Carbon Cycle Data assimilation System (CCDAS)

Schematic of the CARBONES Carbon Cycle Data Assimilation System

A CCDAS has been built on the coupling of a prognostic model of the terrestrial carbon cycle to an optimization system so as to estimate some of the process parameters of the model with respect to various data sources (flux measurements, carbon inventory data, satellite products). The assimilation procedure consists in minimizing a misfit function that measures the mismatch between i) the model outputs, depending on the searched parameters, and the various observation streams, and ii) some a priori knowledge on these parameters and their optimized value. The assimilation framework requires that the model quantities (depending on the parameter to optimize) can be mapped to the various data sources, and that the error statistics (uncertainty) of each are known a priori.

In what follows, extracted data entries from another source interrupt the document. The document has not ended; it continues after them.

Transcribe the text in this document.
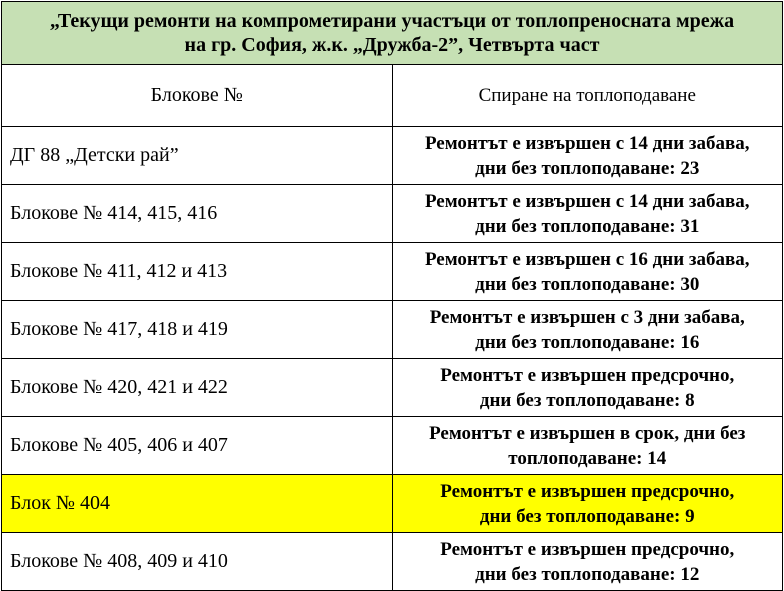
„Текущи ремонти на компрометирани участъци от топлопреносната мрежа
на гр. София, ж.к. „Дружба-2”, Четвърта част	

Блокове №	Спиране на топлоподаване
ДГ 88 „Детски рай”	Ремонтът е извършен с 14 дни забава,
дни без топлоподаване: 23

Блокове № 414, 415, 416	Ремонтът е извършен с 14 дни забава,
дни без топлоподаване: 31

Блокове № 411, 412 и 413	Ремонтът е извършен с 16 дни забава,
дни без топлоподаване: 30

Блокове № 417, 418 и 419	Ремонтът е извършен с 3 дни забава,
дни без топлоподаване: 16

Блокове № 420, 421 и 422	Ремонтът е извършен предсрочно,
дни без топлоподаване: 8

Блокове № 405, 406 и 407	Ремонтът е извършен в срок, дни без
топлоподаване: 14

Блок № 404	Ремонтът е извършен предсрочно,
дни без топлоподаване: 9

Блокове № 408, 409 и 410	Ремонтът е извършен предсрочно,
дни без топлоподаване: 12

Given the uncertainties on the prior values of the parameters and on each observation source, a CCDAS allows deriving the uncertainties on the optimised model parameters. These uncertainties can finally be translated into uncertainty on the data assimilated and other model diagnostic. In CARBONES, as the model used is fully prognostic, we can therefore apply knowledge about the current terrestrial carbon cycle gained during the parameter optimization to predict its evolution into the future (with attached uncertainty on the predicted quantities).